Prof Hameed taught accounting at the ND Kapur College of Commerce in Lahore in 1942. After school, I enrolled in a commerce degree at the college. I hailed from an agricultural family and was comfortable discussing the impact of protracted rains or inadequate sunshine on cotton buds. However, my father foresaw that managing numbers would reap a better future than growing wheat. Hence, he made me study accounting.
It was not easy, though. I agonised over the meaning of words such as "debit", "credit", "asset", "liability" and "balance sheet". I understood English words like "book" or "bicycle". They were things that I could see. Accounting words such as "debit" and "credit" are transactions that cannot be seen, yet they occur whenever you exchange money or do business. It was very confusing.
Prof Hameed was a great teacher. He made dull and abstract accounting terminologies straightforward and memorable through examples. When he said, "Credit me when I give you a guava", he took a guava from his pocket and put it in my hand. It was then mine to relish after class.
"Do not get lost in the figures, but look through the figures," he counselled us constantly. "These figures tell you something happened. Understand what happened and why it happened." Taking a mango out of his pocket, he said: "Look at this ripe mango. You can just eat it. But can you also discover where was it grown? Who grew it? How did it acquire this beautiful yellow colour?"
We had young minds; we absorbed his words like sponges.

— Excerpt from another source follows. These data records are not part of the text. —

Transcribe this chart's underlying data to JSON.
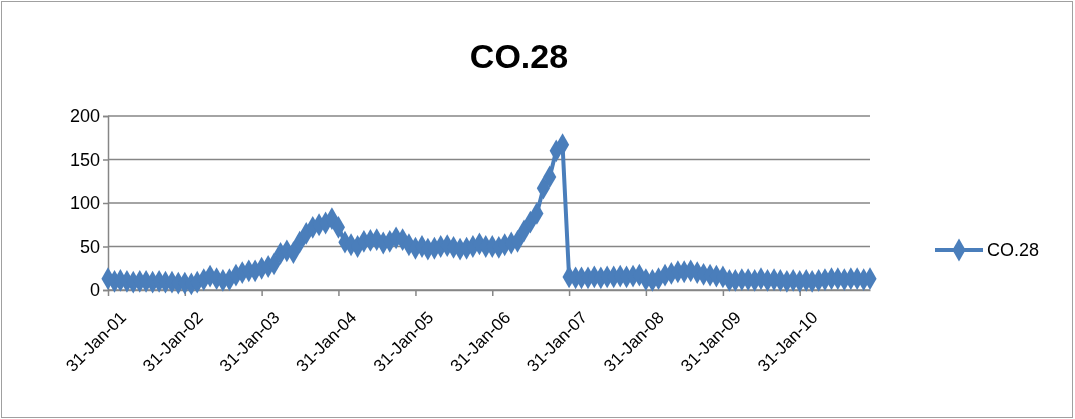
{
  "chart_data": {
    "type": "line",
    "title": "CO.28",
    "x": [
      "2001-01",
      "2001-02",
      "2001-03",
      "2001-04",
      "2001-05",
      "2001-06",
      "2001-07",
      "2001-08",
      "2001-09",
      "2001-10",
      "2001-11",
      "2001-12",
      "2002-01",
      "2002-02",
      "2002-03",
      "2002-04",
      "2002-05",
      "2002-06",
      "2002-07",
      "2002-08",
      "2002-09",
      "2002-10",
      "2002-11",
      "2002-12",
      "2003-01",
      "2003-02",
      "2003-03",
      "2003-04",
      "2003-05",
      "2003-06",
      "2003-07",
      "2003-08",
      "2003-09",
      "2003-10",
      "2003-11",
      "2003-12",
      "2004-01",
      "2004-02",
      "2004-03",
      "2004-04",
      "2004-05",
      "2004-06",
      "2004-07",
      "2004-08",
      "2004-09",
      "2004-10",
      "2004-11",
      "2004-12",
      "2005-01",
      "2005-02",
      "2005-03",
      "2005-04",
      "2005-05",
      "2005-06",
      "2005-07",
      "2005-08",
      "2005-09",
      "2005-10",
      "2005-11",
      "2005-12",
      "2006-01",
      "2006-02",
      "2006-03",
      "2006-04",
      "2006-05",
      "2006-06",
      "2006-07",
      "2006-08",
      "2006-09",
      "2006-10",
      "2006-11",
      "2006-12",
      "2007-01",
      "2007-02",
      "2007-03",
      "2007-04",
      "2007-05",
      "2007-06",
      "2007-07",
      "2007-08",
      "2007-09",
      "2007-10",
      "2007-11",
      "2007-12",
      "2008-01",
      "2008-02",
      "2008-03",
      "2008-04",
      "2008-05",
      "2008-06",
      "2008-07",
      "2008-08",
      "2008-09",
      "2008-10",
      "2008-11",
      "2008-12",
      "2009-01",
      "2009-02",
      "2009-03",
      "2009-04",
      "2009-05",
      "2009-06",
      "2009-07",
      "2009-08",
      "2009-09",
      "2009-10",
      "2009-11",
      "2009-12",
      "2010-01",
      "2010-02",
      "2010-03",
      "2010-04",
      "2010-05",
      "2010-06",
      "2010-07",
      "2010-08",
      "2010-09",
      "2010-10",
      "2010-11",
      "2010-12"
    ],
    "series": [
      {
        "name": "CO.28",
        "color": "#4a7ebb",
        "values": [
          13,
          10,
          11,
          10,
          9,
          10,
          10,
          9,
          10,
          9,
          9,
          8,
          8,
          7,
          9,
          12,
          16,
          13,
          11,
          12,
          17,
          20,
          22,
          22,
          25,
          27,
          30,
          42,
          45,
          43,
          55,
          65,
          72,
          75,
          77,
          82,
          72,
          55,
          52,
          50,
          56,
          57,
          58,
          54,
          56,
          60,
          58,
          52,
          48,
          50,
          47,
          48,
          50,
          51,
          49,
          47,
          48,
          50,
          53,
          50,
          50,
          49,
          52,
          54,
          56,
          68,
          78,
          88,
          117,
          130,
          160,
          167,
          15,
          14,
          14,
          14,
          15,
          14,
          15,
          15,
          16,
          15,
          16,
          17,
          12,
          11,
          13,
          17,
          19,
          21,
          21,
          22,
          20,
          18,
          17,
          16,
          15,
          11,
          11,
          12,
          12,
          11,
          13,
          11,
          12,
          11,
          10,
          11,
          10,
          11,
          10,
          11,
          12,
          13,
          13,
          12,
          13,
          13,
          12,
          13
        ]
      }
    ],
    "xlim": [
      "2001-01",
      "2010-12"
    ],
    "xticks": [
      {
        "value": "2001-01",
        "label": "31-Jan-01"
      },
      {
        "value": "2002-01",
        "label": "31-Jan-02"
      },
      {
        "value": "2003-01",
        "label": "31-Jan-03"
      },
      {
        "value": "2004-01",
        "label": "31-Jan-04"
      },
      {
        "value": "2005-01",
        "label": "31-Jan-05"
      },
      {
        "value": "2006-01",
        "label": "31-Jan-06"
      },
      {
        "value": "2007-01",
        "label": "31-Jan-07"
      },
      {
        "value": "2008-01",
        "label": "31-Jan-08"
      },
      {
        "value": "2009-01",
        "label": "31-Jan-09"
      },
      {
        "value": "2010-01",
        "label": "31-Jan-10"
      }
    ],
    "ylim": [
      0,
      200
    ],
    "yticks": [
      0,
      50,
      100,
      150,
      200
    ],
    "grid": "y",
    "legend": "right",
    "marker": "diamond",
    "line_style": "solid"
  }
}
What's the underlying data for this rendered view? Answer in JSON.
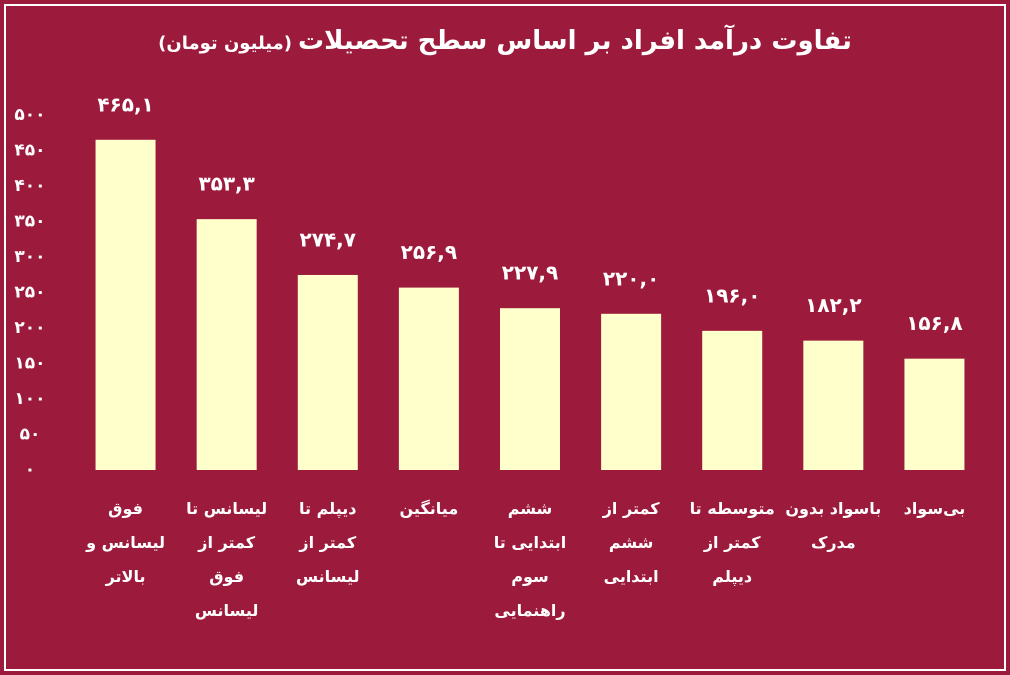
{
  "chart_data": {
    "type": "bar",
    "title": "تفاوت درآمد افراد بر اساس سطح تحصیلات",
    "subtitle": "(میلیون تومان)",
    "categories": [
      "فوق لیسانس و بالاتر",
      "لیسانس تا کمتر از فوق لیسانس",
      "دیپلم تا کمتر از لیسانس",
      "میانگین",
      "ششم ابتدایی تا سوم راهنمایی",
      "کمتر از ششم ابتدایی",
      "متوسطه تا کمتر از دیپلم",
      "باسواد بدون مدرک",
      "بی‌سواد"
    ],
    "values": [
      465.1,
      353.3,
      274.7,
      256.9,
      227.9,
      220.0,
      196.0,
      182.2,
      156.8
    ],
    "value_labels": [
      "۴۶۵,۱",
      "۳۵۳,۳",
      "۲۷۴,۷",
      "۲۵۶,۹",
      "۲۲۷,۹",
      "۲۲۰,۰",
      "۱۹۶,۰",
      "۱۸۲,۲",
      "۱۵۶,۸"
    ],
    "color": "#ffffcc",
    "ylim": [
      0,
      500
    ],
    "yticks": [
      {
        "value": 0,
        "label": "۰"
      },
      {
        "value": 50,
        "label": "۵۰"
      },
      {
        "value": 100,
        "label": "۱۰۰"
      },
      {
        "value": 150,
        "label": "۱۵۰"
      },
      {
        "value": 200,
        "label": "۲۰۰"
      },
      {
        "value": 250,
        "label": "۲۵۰"
      },
      {
        "value": 300,
        "label": "۳۰۰"
      },
      {
        "value": 350,
        "label": "۳۵۰"
      },
      {
        "value": 400,
        "label": "۴۰۰"
      },
      {
        "value": 450,
        "label": "۴۵۰"
      },
      {
        "value": 500,
        "label": "۵۰۰"
      }
    ],
    "grid": false
  }
}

Some of us who wanted extra coaching visited his home three times a week for private tuition. We would sit around a table and he would quiz us: "Why does a balance sheet balance?" Then he strolled around, giving each of us a piercing look, waiting for a response. He wanted us to ruminate over the question. We would try a range of replies hoping to be right. Finally when all of us failed, he would reveal: "Simple. A company cannot survive by owing more to the world than it has. Hence, the liabilities and assets have to equal each other!"

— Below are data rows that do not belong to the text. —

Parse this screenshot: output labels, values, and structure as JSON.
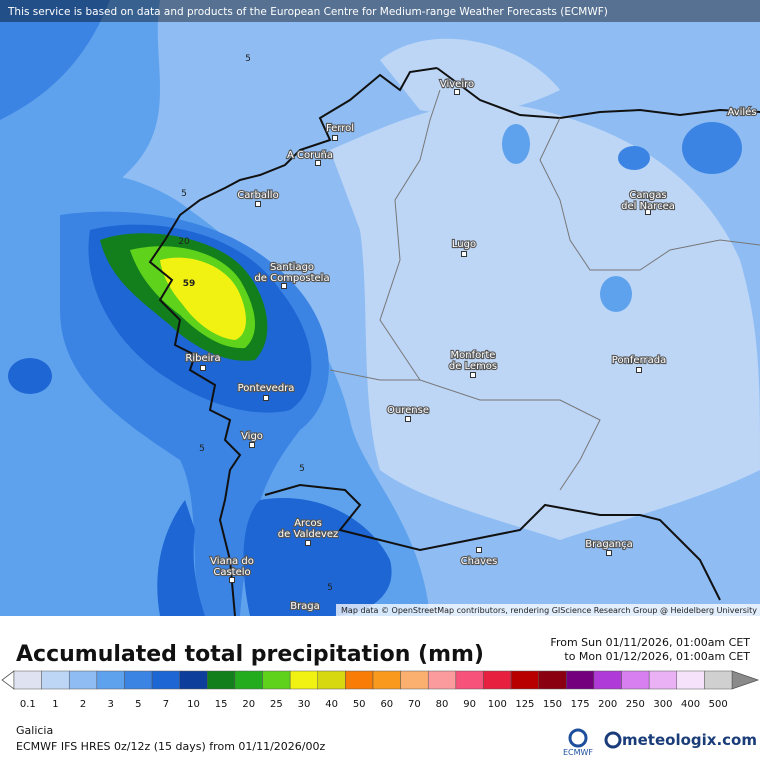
{
  "header": {
    "notice": "This service is based on data and products of the European Centre for Medium-range Weather Forecasts (ECMWF)"
  },
  "map": {
    "cities": [
      {
        "lines": [
          "Viveiro"
        ]
      },
      {
        "lines": [
          "Avilés"
        ]
      },
      {
        "lines": [
          "Ferrol"
        ]
      },
      {
        "lines": [
          "A Coruña"
        ]
      },
      {
        "lines": [
          "Carballo"
        ]
      },
      {
        "lines": [
          "Cangas",
          "del Narcea"
        ]
      },
      {
        "lines": [
          "Lugo"
        ]
      },
      {
        "lines": [
          "Santiago",
          "de Compostela"
        ]
      },
      {
        "lines": [
          "Ribeira"
        ]
      },
      {
        "lines": [
          "Monforte",
          "de Lemos"
        ]
      },
      {
        "lines": [
          "Ponferrada"
        ]
      },
      {
        "lines": [
          "Pontevedra"
        ]
      },
      {
        "lines": [
          "Ourense"
        ]
      },
      {
        "lines": [
          "Vigo"
        ]
      },
      {
        "lines": [
          "Arcos",
          "de Valdevez"
        ]
      },
      {
        "lines": [
          "Viana do",
          "Castelo"
        ]
      },
      {
        "lines": [
          "Chaves"
        ]
      },
      {
        "lines": [
          "Bragança"
        ]
      },
      {
        "lines": [
          "Braga"
        ]
      }
    ],
    "contour_labels": [
      5,
      5,
      20,
      59,
      5,
      5,
      5
    ],
    "attribution": "Map data © OpenStreetMap contributors, rendering GIScience Research Group @ Heidelberg University"
  },
  "legend": {
    "title": "Accumulated total precipitation (mm)",
    "from": "From Sun 01/11/2026, 01:00am CET",
    "to": "to Mon 01/12/2026, 01:00am CET",
    "levels": [
      0.1,
      1,
      2,
      3,
      5,
      7,
      10,
      15,
      20,
      25,
      30,
      40,
      50,
      60,
      70,
      80,
      90,
      100,
      125,
      150,
      175,
      200,
      250,
      300,
      400,
      500
    ],
    "colors": [
      "#dfe3f1",
      "#bdd6f6",
      "#8fbdf3",
      "#5ea2ee",
      "#3b84e4",
      "#1d66d4",
      "#0d3e9c",
      "#127f1c",
      "#23ad1e",
      "#5fd21c",
      "#f2f212",
      "#d8d810",
      "#f97c06",
      "#f99a1e",
      "#fbb070",
      "#fb9b9e",
      "#f7527a",
      "#e8203f",
      "#b80000",
      "#8a0010",
      "#74007e",
      "#b03ad7",
      "#d77ef0",
      "#eab1f5",
      "#f6e3fb",
      "#d0d0d0"
    ]
  },
  "footer": {
    "region": "Galicia",
    "model": "ECMWF IFS HRES 0z/12z (15 days) from  01/11/2026/00z",
    "ecmwf": "ECMWF",
    "brand": "meteologix.com"
  }
}
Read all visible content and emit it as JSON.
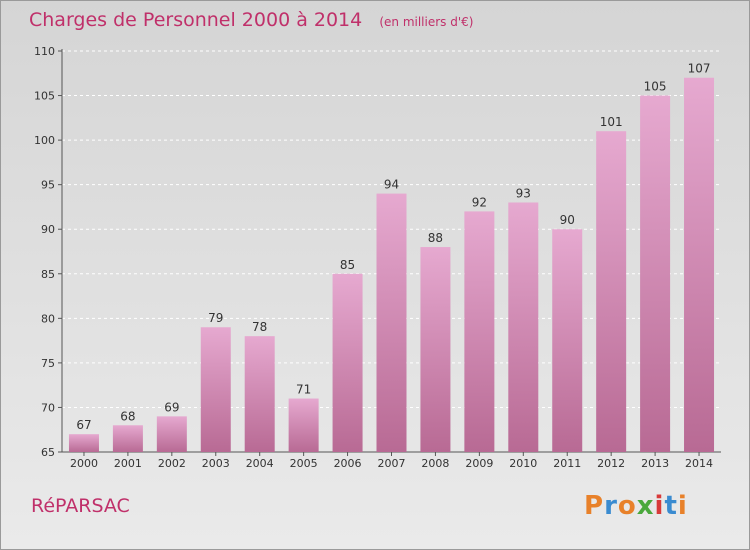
{
  "title": "Charges de Personnel 2000 à 2014",
  "subtitle": "(en milliers d'€)",
  "commune": "RéPARSAC",
  "logo": {
    "text": "Proxiti",
    "colors": [
      "#e8812a",
      "#3a8bd0",
      "#e8812a",
      "#4aa83c",
      "#d83a3a",
      "#3a8bd0",
      "#e8812a"
    ]
  },
  "colors": {
    "bar_top": "#e6a9d0",
    "bar_bottom": "#b86a94",
    "title": "#c0306a"
  },
  "chart_data": {
    "type": "bar",
    "categories": [
      "2000",
      "2001",
      "2002",
      "2003",
      "2004",
      "2005",
      "2006",
      "2007",
      "2008",
      "2009",
      "2010",
      "2011",
      "2012",
      "2013",
      "2014"
    ],
    "values": [
      67,
      68,
      69,
      79,
      78,
      71,
      85,
      94,
      88,
      92,
      93,
      90,
      101,
      105,
      107
    ],
    "ylim": [
      65,
      110
    ],
    "yticks": [
      65,
      70,
      75,
      80,
      85,
      90,
      95,
      100,
      105,
      110
    ],
    "grid": true
  }
}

After graduation, I often visited Prof Hameed at college or his home. During Eid, we would share saffron kheer (sweet rice).
Then came the Partition in 1947. It was a fierce storm of anarchy and mayhem.
I moved to the newly formed India with my family and started work. However, I continued to nourish my appetite for accounting. My work involved preparing company accounts or auditing them. There were no calculators or computers in the 1940s; we did all the calculations and aggregations manually. Perhaps this improved our agility with figures. Now, accounting softwares such as SAP and Oracle undertake all number crunching and prepare annual accounts. As a result, many youngsters have little feel for numbers. To us, every number was full of caprice, like a pretty girl.
Over the years, I got engrossed in the accounts of corporations. However, I always remembered that the foundation of accounting had been firmly laid in my mind by Prof Hameed. His lessons saw me through a 50-year career in accounting and auditing.
I was reminded of him when I heard about the recent campaign by Google encouraging people to search for those they had lost contact with during Partition. If only I could trace my old mentor and pay a "salaam" to him for helping me discover the magic of accounting all those years ago. Perhaps he would invite me home for some of his delicious kheer.